The CAI Special Situations Fund, launched in August last year, takes concentrated positions in specific market opportunities that are also held by its main multi-strategy offering, CAI Global Fund. The special sits vehicle has returned about 100% in the first six months of operation.
“At the beginning, it was a natural outgrowth of our main fund. [CAI Global] was full in certain positions and we felt our conviction levels were so high that we wanted to do more,” Tam tells AsianInvestor.
The fund was created to keep CAI Global within its internal risk limits, while offering the firm’s existing investors the chance to increase their concentration risk.
“It’s not meant to be a well diversified portfolio,” says Tam. “It’s also more of a buy-and-hold type of strategy. Typically, we’re looking for some catalysts or inefficiencies to be arbitraged.”
The main contributors to the fund’s performance have been portfolio holdings in the technology and renewable energy sectors, which also holds true for CAI Global, which returned 51.6% in 2013.
Tam declined to specify the special sits fund’s AUM, except that it runs less than $100 million. CAI’s existing investors were offered the chance to allocate to the vehicle last year, but only for a limited time. It was created with an intended lifespan of 18 months, with an optional extension period of 18 months.

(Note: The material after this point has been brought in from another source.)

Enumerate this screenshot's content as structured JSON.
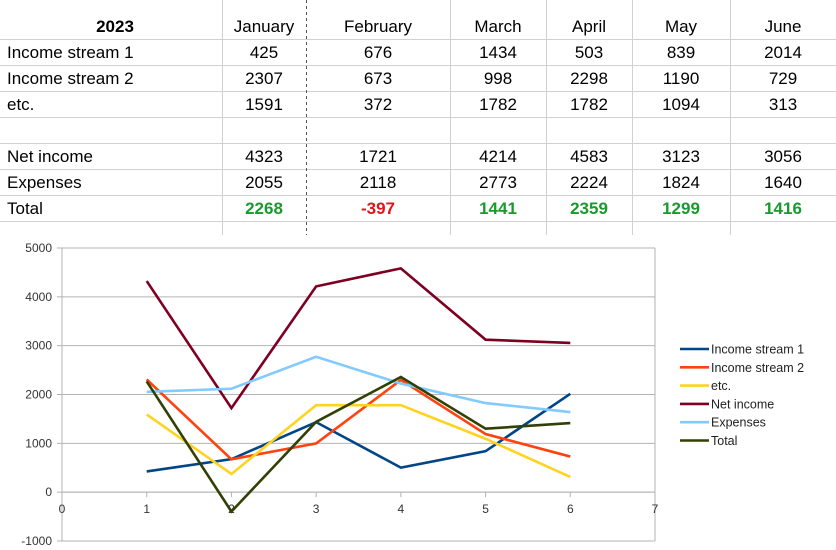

However, CAI is considering re-opening the fund this spring to both internal and external investors – for a period of one or two months – and making it a permanent offering.
“There seems to be increasing demand for this product,” says Tam. He adds that the mandate will likely change slightly if it becomes a permanent product
“So far, what we have done with it is made deft stock pickings, based on a lot of fundamental research. It seemed quite obvious that something that we bought was extremely undervalued and we saw a near-term catalyst,” says Tam.
“But in the future, I don’t exclude the possibility that we will invest more in the classic definition of special situations,” he adds. “It could be M&A, distressed or event-driven type investments.”
Tam had foreseen the onset of US Federal Reserve tapering as creating problems for some emerging markets that are running sizeable current account deficits – a view borne out by last month’s EM rout.
However, he notes that EMs – particularly those in Asia – with significant current account surpluses and foreign currency reserves “are holding up better than perhaps some other emerging markets”.
South Africa, Turkey and Brazil have seen their currencies drop against the dollar in the past several weeks, while the Vietnamese dong has been steady, and the Indonesian rupiah rose following a reduction in the country’s current account deficit.
“There is quite a lot of differentiation among emerging markets,” says Tam. “I would say the impact has been quite mild in Asia.”